Siberian Husky – Characteristics, Temperament, Health, & Training

siberian husky

Siberian Husky History

A man and a woman standing in the snow

This breed is thought to have come from the Chukchi tribe in Siberia, hence its name. The dogs were used by this tribe for companionship and help with hunting duties; their endurance helped them transport supplies over great distances while also killing game on foot. Huskies are considered rare in most parts of the world today but are still popular for dog sled racing, as the Alaskan Husky.

Siberian Huskies are hardy dogs that excel in cold weather. They make good family pets as long as they get enough exercise and receive early socialization to prevent excessive barking as adults. The Siberian husky is a somewhat rare breed but makes a unique addition to any family.

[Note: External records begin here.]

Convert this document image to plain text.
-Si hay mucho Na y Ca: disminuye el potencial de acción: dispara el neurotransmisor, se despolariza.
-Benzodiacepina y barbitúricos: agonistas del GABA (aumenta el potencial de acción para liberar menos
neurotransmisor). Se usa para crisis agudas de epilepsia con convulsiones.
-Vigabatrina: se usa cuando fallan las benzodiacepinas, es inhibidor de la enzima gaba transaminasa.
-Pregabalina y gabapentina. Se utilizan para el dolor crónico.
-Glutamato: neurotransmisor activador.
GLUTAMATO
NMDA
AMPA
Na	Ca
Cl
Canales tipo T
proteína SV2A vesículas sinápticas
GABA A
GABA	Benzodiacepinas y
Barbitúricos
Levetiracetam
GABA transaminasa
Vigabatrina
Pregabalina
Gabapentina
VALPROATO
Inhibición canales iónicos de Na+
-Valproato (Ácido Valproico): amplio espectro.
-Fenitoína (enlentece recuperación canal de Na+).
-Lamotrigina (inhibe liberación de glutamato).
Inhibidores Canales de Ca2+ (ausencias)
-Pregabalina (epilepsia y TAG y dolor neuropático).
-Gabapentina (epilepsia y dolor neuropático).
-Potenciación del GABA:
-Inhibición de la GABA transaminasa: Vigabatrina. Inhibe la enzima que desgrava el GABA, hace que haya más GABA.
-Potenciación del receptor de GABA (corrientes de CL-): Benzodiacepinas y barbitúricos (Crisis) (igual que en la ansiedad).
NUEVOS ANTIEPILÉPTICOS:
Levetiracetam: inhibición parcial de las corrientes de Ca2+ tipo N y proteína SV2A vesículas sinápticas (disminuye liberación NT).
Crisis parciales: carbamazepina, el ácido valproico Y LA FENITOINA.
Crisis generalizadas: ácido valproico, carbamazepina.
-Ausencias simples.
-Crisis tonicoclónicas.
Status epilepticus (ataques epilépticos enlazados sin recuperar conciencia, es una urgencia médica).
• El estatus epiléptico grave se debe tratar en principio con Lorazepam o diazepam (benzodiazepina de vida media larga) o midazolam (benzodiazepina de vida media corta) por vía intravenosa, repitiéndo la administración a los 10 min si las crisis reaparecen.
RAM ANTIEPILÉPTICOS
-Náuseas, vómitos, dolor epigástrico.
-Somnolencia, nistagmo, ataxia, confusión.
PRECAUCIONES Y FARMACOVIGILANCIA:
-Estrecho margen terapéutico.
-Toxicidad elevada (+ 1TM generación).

A person that is standing in the snow

The Siberian husky is a large Spitz-type dog that comes in shades of gray and white. The head is wedge-shaped with erect ears, brown eyes, and medium muzzle length. The tail hangs down when at rest (most of the time) and curls up when alert. The double coat is thick and slightly wavy with longer hair on the neck, back of legs, and tail (plume-like). There is also feathering between their toes for better protection against harsh winter weather.

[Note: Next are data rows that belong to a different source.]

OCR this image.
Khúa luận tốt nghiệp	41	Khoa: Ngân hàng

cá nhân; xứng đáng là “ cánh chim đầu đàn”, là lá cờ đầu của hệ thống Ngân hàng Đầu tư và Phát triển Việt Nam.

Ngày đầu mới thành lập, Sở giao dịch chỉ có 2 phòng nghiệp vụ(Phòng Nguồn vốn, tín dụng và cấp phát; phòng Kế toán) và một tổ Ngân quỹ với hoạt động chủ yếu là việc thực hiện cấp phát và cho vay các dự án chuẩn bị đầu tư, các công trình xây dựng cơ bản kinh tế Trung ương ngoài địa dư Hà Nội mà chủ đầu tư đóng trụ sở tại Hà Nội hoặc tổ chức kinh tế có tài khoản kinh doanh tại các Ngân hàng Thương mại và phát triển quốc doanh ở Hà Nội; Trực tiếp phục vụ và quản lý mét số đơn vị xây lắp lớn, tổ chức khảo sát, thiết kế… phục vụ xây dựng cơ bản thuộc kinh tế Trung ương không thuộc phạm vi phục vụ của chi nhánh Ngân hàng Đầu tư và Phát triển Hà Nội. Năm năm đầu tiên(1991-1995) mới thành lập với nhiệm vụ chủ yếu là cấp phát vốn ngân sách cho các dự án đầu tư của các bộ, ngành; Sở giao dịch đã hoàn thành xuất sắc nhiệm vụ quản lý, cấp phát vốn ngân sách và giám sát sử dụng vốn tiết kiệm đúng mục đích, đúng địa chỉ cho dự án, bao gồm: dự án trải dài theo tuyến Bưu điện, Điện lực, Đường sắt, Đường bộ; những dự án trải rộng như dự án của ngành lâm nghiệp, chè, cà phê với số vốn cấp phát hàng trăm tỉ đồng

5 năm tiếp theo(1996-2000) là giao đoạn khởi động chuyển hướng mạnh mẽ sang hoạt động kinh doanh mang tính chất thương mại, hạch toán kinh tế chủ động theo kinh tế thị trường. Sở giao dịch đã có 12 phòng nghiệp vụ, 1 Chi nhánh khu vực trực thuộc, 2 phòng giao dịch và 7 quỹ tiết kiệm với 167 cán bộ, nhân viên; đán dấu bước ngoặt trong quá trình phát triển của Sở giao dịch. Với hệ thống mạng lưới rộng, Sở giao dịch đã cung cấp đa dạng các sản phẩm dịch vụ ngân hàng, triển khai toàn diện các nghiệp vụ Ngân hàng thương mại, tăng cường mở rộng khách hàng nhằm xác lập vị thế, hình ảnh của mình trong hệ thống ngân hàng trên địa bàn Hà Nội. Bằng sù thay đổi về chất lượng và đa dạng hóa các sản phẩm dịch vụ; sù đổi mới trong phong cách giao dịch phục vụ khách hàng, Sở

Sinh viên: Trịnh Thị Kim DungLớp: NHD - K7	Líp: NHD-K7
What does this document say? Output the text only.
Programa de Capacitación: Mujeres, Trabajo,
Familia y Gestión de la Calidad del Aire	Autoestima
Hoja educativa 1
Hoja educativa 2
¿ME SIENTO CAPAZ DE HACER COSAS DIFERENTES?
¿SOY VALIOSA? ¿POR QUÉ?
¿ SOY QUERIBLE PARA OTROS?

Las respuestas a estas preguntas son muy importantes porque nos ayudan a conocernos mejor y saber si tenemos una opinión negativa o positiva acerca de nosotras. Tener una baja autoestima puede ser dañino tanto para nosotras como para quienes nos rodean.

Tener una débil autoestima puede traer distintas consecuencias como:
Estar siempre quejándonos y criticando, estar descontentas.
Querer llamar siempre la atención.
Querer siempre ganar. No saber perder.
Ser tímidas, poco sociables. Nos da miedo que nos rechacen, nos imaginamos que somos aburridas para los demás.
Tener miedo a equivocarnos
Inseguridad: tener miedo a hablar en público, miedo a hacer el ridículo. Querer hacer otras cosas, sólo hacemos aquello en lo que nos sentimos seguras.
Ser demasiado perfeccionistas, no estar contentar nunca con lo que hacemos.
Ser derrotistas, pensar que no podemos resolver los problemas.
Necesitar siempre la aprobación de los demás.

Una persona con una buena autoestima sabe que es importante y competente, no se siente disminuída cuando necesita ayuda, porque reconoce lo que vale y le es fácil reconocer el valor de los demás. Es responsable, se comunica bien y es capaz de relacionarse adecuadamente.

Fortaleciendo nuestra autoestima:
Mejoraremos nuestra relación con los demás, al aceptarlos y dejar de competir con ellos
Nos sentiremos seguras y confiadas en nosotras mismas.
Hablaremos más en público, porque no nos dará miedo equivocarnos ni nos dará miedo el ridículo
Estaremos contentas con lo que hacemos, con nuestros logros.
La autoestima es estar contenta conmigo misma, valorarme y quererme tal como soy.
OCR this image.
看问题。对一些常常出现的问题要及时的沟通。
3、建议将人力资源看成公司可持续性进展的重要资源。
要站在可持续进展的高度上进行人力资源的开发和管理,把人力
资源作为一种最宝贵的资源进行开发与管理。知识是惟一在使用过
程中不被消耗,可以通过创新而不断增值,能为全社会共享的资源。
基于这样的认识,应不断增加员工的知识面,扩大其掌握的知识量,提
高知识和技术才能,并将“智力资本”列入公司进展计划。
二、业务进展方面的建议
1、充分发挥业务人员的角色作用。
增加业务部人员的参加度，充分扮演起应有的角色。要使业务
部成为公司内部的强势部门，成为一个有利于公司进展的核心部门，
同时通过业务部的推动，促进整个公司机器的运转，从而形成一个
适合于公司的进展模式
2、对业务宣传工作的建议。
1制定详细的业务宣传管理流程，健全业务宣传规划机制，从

Siberian Husky Temperament

Huskies are aloof and not particularly eager to please, but they love to work and will tirelessly pull a sled or perform any activity asked of them. They crave an active life outside in cold weather and indoors by your side if it’s warm enough. Although they make good apartment dogs, early socialization is necessary to avoid excessive barking later in life. A husky may be less inclined to bark if it ishas close with its family members; this is a breed that loves to spend time with its owner and family.

Husky Health Care

Huskies are considered one of the hardiest breeds, but as with all dogs, they do have some health problems. Siberian Huskies can be prone to hip dysplasia, insulinoma (a type of cancer), cataracts, corneal dystrophy, and progressive retinal atrophy. Potential owners should check with a breeder about a puppy’s parents’ health clearances before making a purchase decision. Huskies may also carry the Siberian husky gene which causes polyneuropathy in dogs; this is an inherited disease that occurs when two carrier dogs mate and produce affected pups. Symptoms include weakness or paralysis in the hind legs and back legs, with front limbs possibly becoming involved; owners can check for symptoms by about one year of age.

Husky Training

Siberian huskies are independent thinkers that need a firm, confident leader. They prefer to set their own pace. Huskies have been known to nip at heels to get them moving when they’re stuck in place. Although demanding, Siberian husky training is not particularly difficult but does require a lot of patience and consistency. The breed may lash out or “shut down” if training methods are too harsh or inconsistent, so the ideal trainer should be calm-natured and never raise his/her voice.

Activity Requirements for Siberian Husky Dogs

The Siberian Husky was bred to live outside, so they need a lot of strenuous exercises to stay happy. A husky kept only indoors will be prone to obesity, boredom, and stress which can lead to destructive behaviors if not properly managed. Some owners have success with runners or treadmills for indoor use, but care should be taken that the dog is not overheated or exposed to cold weather too soon after heavy exercise sessions.